Ousted Harvard President Claudine Gay says she fell victim to ‘broader war’ to undermine trusted American institutions

United States

“The campaign against me was about more than one university and one leader. This was merely a single skirmish in a broader war to unravel public faith in pillars of American society.”

Those are the words of Claudine Gay, who on Tuesday announced her resignation as president of Harvard University, in a New York Times op-ed published Wednesday.

In her op-ed, Gay warned of bad-faith efforts to delegitimize American institutions, and said she stepped down to “deny demagogues the opportunity to further weaponize my presidency in their campaign to undermine the ideals animating Harvard since its founding: excellence, openness, independence, truth.”

Gay had faced allegations of plagiarism and was criticized for her testimony at a congressional hearing in which she gave unsatisfactory answers to questions about whether calls for “the genocide of Jews” violated Harvard’s code of conduct.

Last July, Gay became the first Black president of Harvard, and only its second female president.

In the op-ed, Gay admitted she made mistakes, but defended her academic record and research, and said she fell into “a well-laid trap” at the congressional hearing.

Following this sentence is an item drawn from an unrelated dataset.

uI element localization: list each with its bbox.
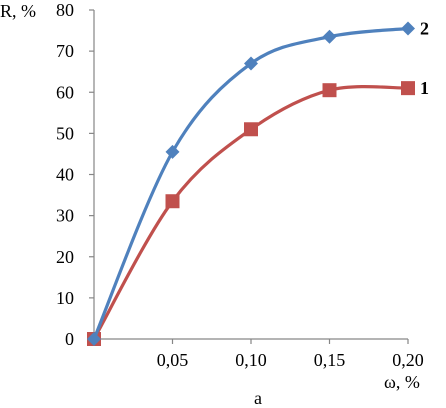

After being targeted by conservative activists, Gay said she faced attacks on her character and intelligence, death threats and has been “called the N-word more times than I care to count.”

She warned she will not be the last target.

“Trusted institutions of all types — from public health agencies to news organizations — will continue to fall victim to coordinated attempts to undermine their legitimacy and ruin their leaders’ credibility,” Gay wrote. “For the opportunists driving cynicism about our institutions, no single victory or toppled leader exhausts their zeal.”

In closing, she urged that universities fight to maintain their independence in the face of “the loudest and most extreme voices in our culture.”

“College campuses in our country must remain places where students can learn, share and grow together, not spaces where proxy battles and political grandstanding take root,” she said.